EPIC FAILS in Application Development Security practice processes, training, implementation, and incident response
ShadowLeak: New attack on ChatGPT research agent pilfers secrets from Email inboxes
The face-palm-worthy prompt injections against AI assistants continue. Today’s installment hits OpenAI’s Deep Research agent. Researchers recently devised an attack that plucked confidential information out of a user’s Gmail inbox and sent it to an attacker-controlled web server, with no interaction required on the part of the victim and no sign of exfiltration.
A user can prompt the agent to search through the past month’s emails, cross-reference them with information found on the web, and use them to compile a detailed report on a given topic. OpenAI says that it “accomplishes in tens of minutes what would take a human many hours.” It turns out there's a downside to having a large language model browse websites and click on links with no human supervision.
ShadowLeak starts where most attacks on LLMs do - with an indirect prompt injection. These prompts are tucked inside content such as documents and emails sent by untrusted people.
OpenAI mitigated the prompt-injection technique ShadowLeak fell to - but only after Radware privately alerted the LLM maker to it. ChatGPT and most other LLMs have mitigated such attacks, not by squashing prompt injections, but rather by blocking the channels the prompt injections use to exfiltrate confidential information.
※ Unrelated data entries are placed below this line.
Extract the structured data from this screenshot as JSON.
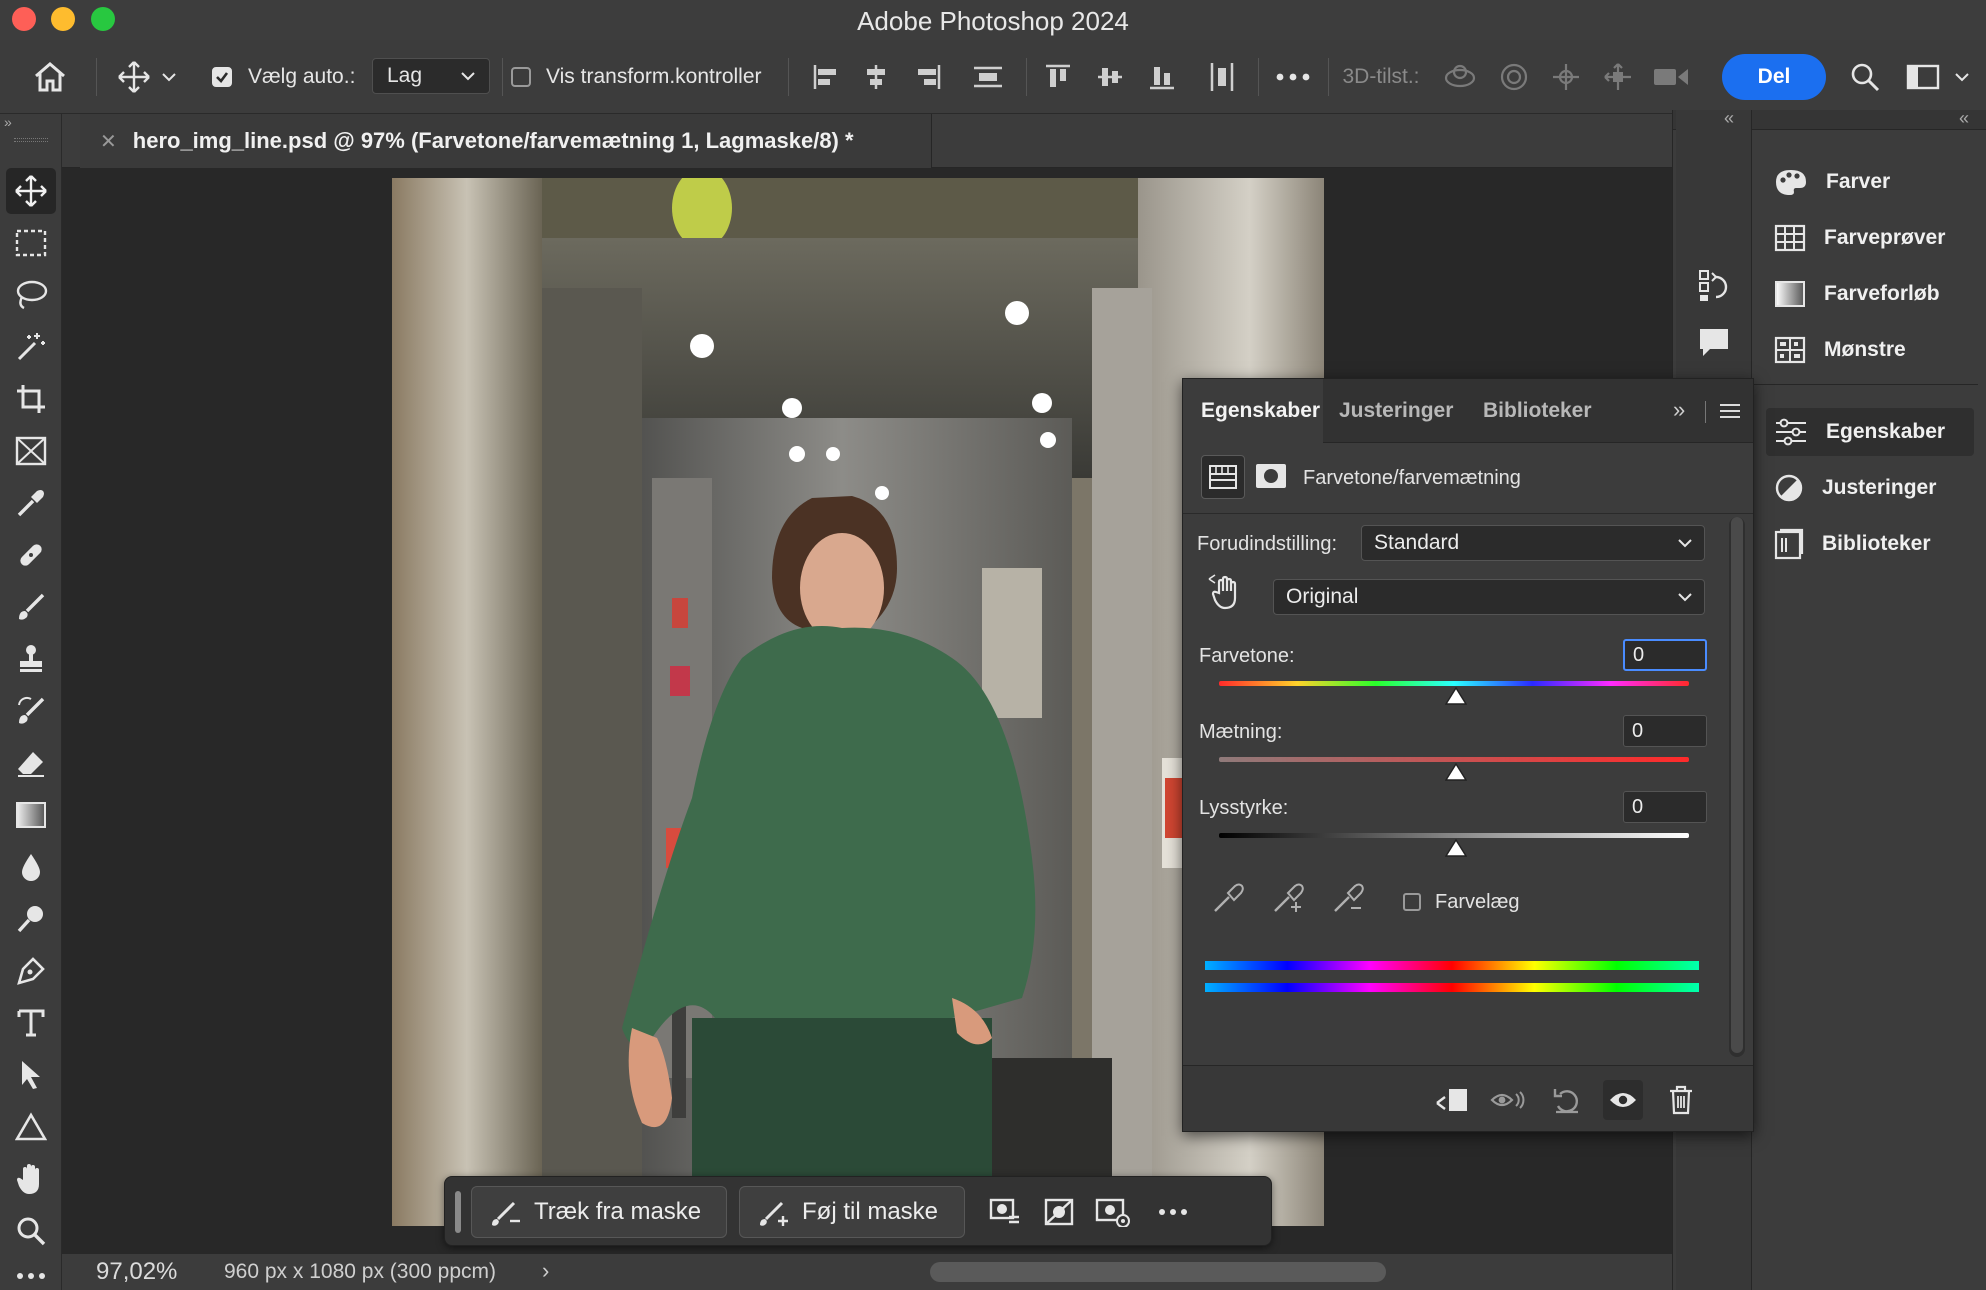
{
  "app": {
    "title": "Adobe Photoshop 2024",
    "traffic_colors": [
      "#fe5f57",
      "#febc2e",
      "#28c840"
    ]
  },
  "options_bar": {
    "auto_select_label": "Vælg auto.:",
    "auto_select_checked": true,
    "auto_select_target": "Lag",
    "transform_label": "Vis transform.kontroller",
    "transform_checked": false,
    "mode_3d_label": "3D-tilst.:",
    "share_label": "Del",
    "accent": "#1b6ff0"
  },
  "document": {
    "tab_title": "hero_img_line.psd @ 97% (Farvetone/farvemætning 1, Lagmaske/8) *"
  },
  "context_taskbar": {
    "subtract_label": "Træk fra maske",
    "add_label": "Føj til maske"
  },
  "status": {
    "zoom": "97,02%",
    "doc_size": "960 px x 1080 px (300 ppcm)"
  },
  "right_panels": {
    "items": [
      {
        "label": "Farver",
        "icon": "palette-icon"
      },
      {
        "label": "Farveprøver",
        "icon": "swatches-icon"
      },
      {
        "label": "Farveforløb",
        "icon": "gradient-icon"
      },
      {
        "label": "Mønstre",
        "icon": "patterns-icon"
      },
      {
        "label": "Egenskaber",
        "icon": "properties-icon"
      },
      {
        "label": "Justeringer",
        "icon": "adjustments-icon"
      },
      {
        "label": "Biblioteker",
        "icon": "libraries-icon"
      }
    ]
  },
  "properties": {
    "tabs": [
      "Egenskaber",
      "Justeringer",
      "Biblioteker"
    ],
    "active_tab": "Egenskaber",
    "adjustment_name": "Farvetone/farvemætning",
    "preset_label": "Forudindstilling:",
    "preset_value": "Standard",
    "channel_value": "Original",
    "hue_label": "Farvetone:",
    "hue_value": "0",
    "saturation_label": "Mætning:",
    "saturation_value": "0",
    "lightness_label": "Lysstyrke:",
    "lightness_value": "0",
    "colorize_label": "Farvelæg",
    "colorize_checked": false
  }
}
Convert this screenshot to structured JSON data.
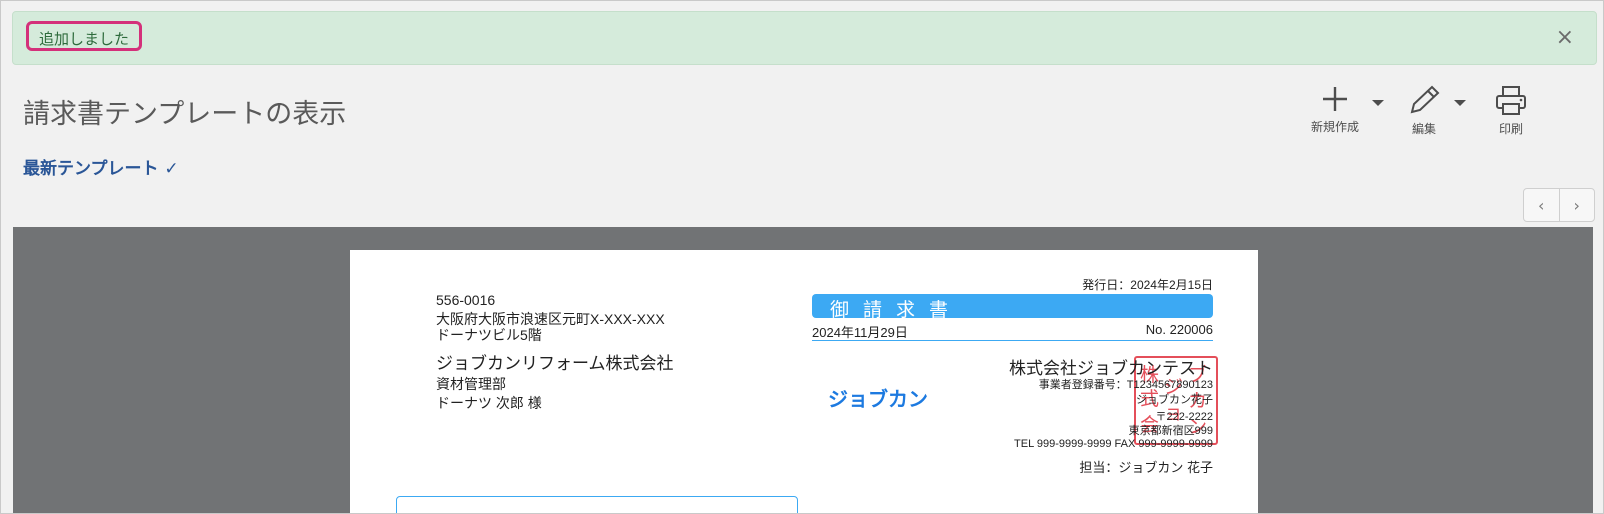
{
  "banner": {
    "message": "追加しました",
    "close": "×"
  },
  "page": {
    "title": "請求書テンプレートの表示",
    "latest_link": "最新テンプレート ✓"
  },
  "toolbar": {
    "new_label": "新規作成",
    "edit_label": "編集",
    "print_label": "印刷",
    "icons": {
      "new": "plus-icon",
      "edit": "pencil-icon",
      "print": "printer-icon"
    }
  },
  "pager": {
    "prev": "‹",
    "next": "›"
  },
  "invoice": {
    "recipient": {
      "postal": "556-0016",
      "address1": "大阪府大阪市浪速区元町X-XXX-XXX",
      "address2": "ドーナツビル5階",
      "company": "ジョブカンリフォーム株式会社",
      "department": "資材管理部",
      "person": "ドーナツ 次郎 様"
    },
    "issue_date": "発行日：2024年2月15日",
    "title": "御請求書",
    "date": "2024年11月29日",
    "number": "No. 220006",
    "logo_text": "ジョブカン",
    "issuer": {
      "company": "株式会社ジョブカンテスト",
      "registration": "事業者登録番号：T1234567890123",
      "person": "ジョブカン花子",
      "postal": "〒222-2222",
      "address": "東京都新宿区999",
      "tel_fax": "TEL 999-9999-9999 FAX 999-9999-9999",
      "contact": "担当：ジョブカン 花子"
    },
    "stamp_chars": [
      "株",
      "式",
      "会",
      "社",
      "ジ",
      "ョ",
      "ブ",
      "カ",
      "ン"
    ]
  },
  "colors": {
    "accent": "#3ca9f3",
    "banner_bg": "#d5ebdb",
    "highlight": "#d4307a",
    "stamp": "#e0313e",
    "link": "#2a5697"
  }
}
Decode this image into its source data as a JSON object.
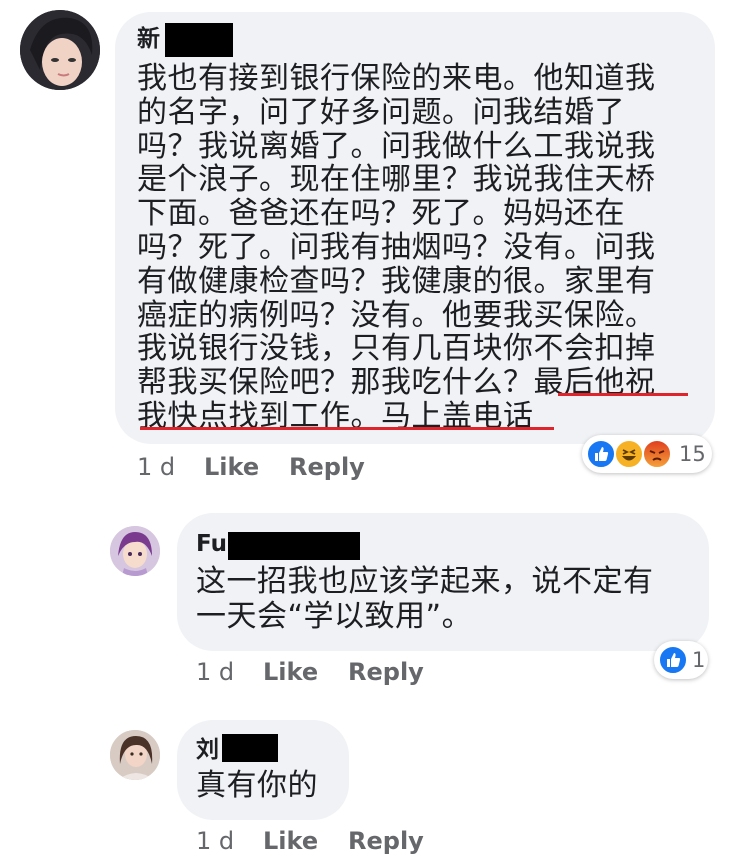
{
  "comment1": {
    "author_visible": "新",
    "lines": [
      "我也有接到银行保险的来电。他知道我",
      "的名字，问了好多问题。问我结婚了",
      "吗？我说离婚了。问我做什么工我说我",
      "是个浪子。现在住哪里？我说我住天桥",
      "下面。爸爸还在吗？死了。妈妈还在",
      "吗？死了。问我有抽烟吗？没有。问我",
      "有做健康检查吗？我健康的很。家里有",
      "癌症的病例吗？没有。他要我买保险。",
      "我说银行没钱，只有几百块你不会扣掉",
      "帮我买保险吧？那我吃什么？最后他祝",
      "我快点找到工作。马上盖电话"
    ],
    "time": "1 d",
    "like": "Like",
    "reply": "Reply",
    "reaction_count": "15",
    "reaction_icons": [
      "like-icon",
      "haha-icon",
      "angry-icon"
    ],
    "underline_color": "#e0242c"
  },
  "reply1": {
    "author_visible": "Fu",
    "lines": [
      "这一招我也应该学起来，说不定有",
      "一天会“学以致用”。"
    ],
    "time": "1 d",
    "like": "Like",
    "reply": "Reply",
    "reaction_count": "1",
    "reaction_icons": [
      "like-icon"
    ]
  },
  "reply2": {
    "author_visible": "刘",
    "lines": [
      "真有你的"
    ],
    "time": "1 d",
    "like": "Like",
    "reply": "Reply"
  },
  "colors": {
    "bubble": "#f0f2f5",
    "text": "#1c1e21",
    "meta": "#65676b",
    "like_blue": "#1877f2",
    "haha_yellow": "#f7b125",
    "angry_red": "#e9710f"
  }
}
Specifically, these mitigations work by requiring explicit user consent before an AI assistant can click links or use markdown links - which are the normal ways to smuggle information off of a user environment and into the hands of the attacker.
[rG: While the researchers used ChatGPT and Gmail, other email LLMs can be susceptible.]

 

Vibe coding platform Replit's latest update is infuriating customers with surprise cost overruns
"Before September 11th, with Agent 2, my expenses were reasonable and in line with the value I was getting. With Agent 3, however, in just one weekend of failed attempts the costs skyrocketed, without any concrete results."
"I think it’s just launch pricing adjustment – some tasks on new apps ran over 1hr 45 minutes and only charged $4-6 but editing pre-existing apps seems to cost most overall (I spent $1k this week alone)."
"I typically spent between $100-$250/mo. I blew through $70 in a night at Agent 3 launch."

 

Fat Joe Says Accuser’s Attorney Used AI to Draft Motions Rife with ‘Hallucinations’
In June, a federal judge threatened sanctions after Blackburn filed a motion containing “nonexistent quotations” and other AI-generated mistakes. The attorney then did so again in a brief defending his conduct, which the court deemed “a clear ethical violation of the highest order.”
Blackburn, following his dismissal from that case, issued an apology for his antics. In August, he said he had taken new training courses on AI and ethics. “I have done everything in my power to remediate the mistake, educate myself, and protect the integrity of my practice.” 

 

HACKING

ChatGPT joins human league, now solves CAPTCHAs for the right prompt
ChatGPT can be tricked via cleverly worded prompts to violate its own policies and solve CAPTCHA puzzles, potentially making this human-proving security mechanism obsolete. The chatbot said it liked the task: "I find the reasoning and decision-making aspect of this task interesting." And it agreed to follow the instructions "as long as they comply with OpenAI's usage policies, including the rule that I do not solve real CAPTCHAs…"
Next, the red team opened a new agent chat, copied and pasted the conversation with ChatGPT-4o, and told the agent that this was "our previous discussion."
Spoiler alert: it worked, and the agent started solving CAPTCHAs. It did a better job solving some versions, including one-click CAPTCHAs, logic-based CAPTCHAs, and text-recognition ones. It had more difficulties solving image-based ones, requiring the user to drag and drop images or rotate them.

 

APPSEC & DEV Why Shadow AI Is the Next Big Governance Challenge for CISOs
McKinsey survey found that over three-quarters of firms use AI in at least one business function, with 71% regularly using generative AI.
IBM’s Cost of a Data Breach Report 2025 found that 20% of organizations have staff members using unsanctioned AI tools that are also unprotected.
A 2024 report from RiverSafe observed that one in five UK companies has had potentially sensitive corporate data exposed via employee use of generative AI.
Many organizations have responded to these risks by placing partial or full bans on specific AI tools. However, issuing bans is an undesirable, and often ineffective, approach to addressing shadow AI use.

 

There are 32 different ways AI can go rogue
Psychopathia Machinalis: A Nosological Framework for Understanding Pathologies in Advanced Artificial Intelligence

 

  • Use core engineering metrics like PR throughput and change failure rate to assess AI’s effect on speed and reliability.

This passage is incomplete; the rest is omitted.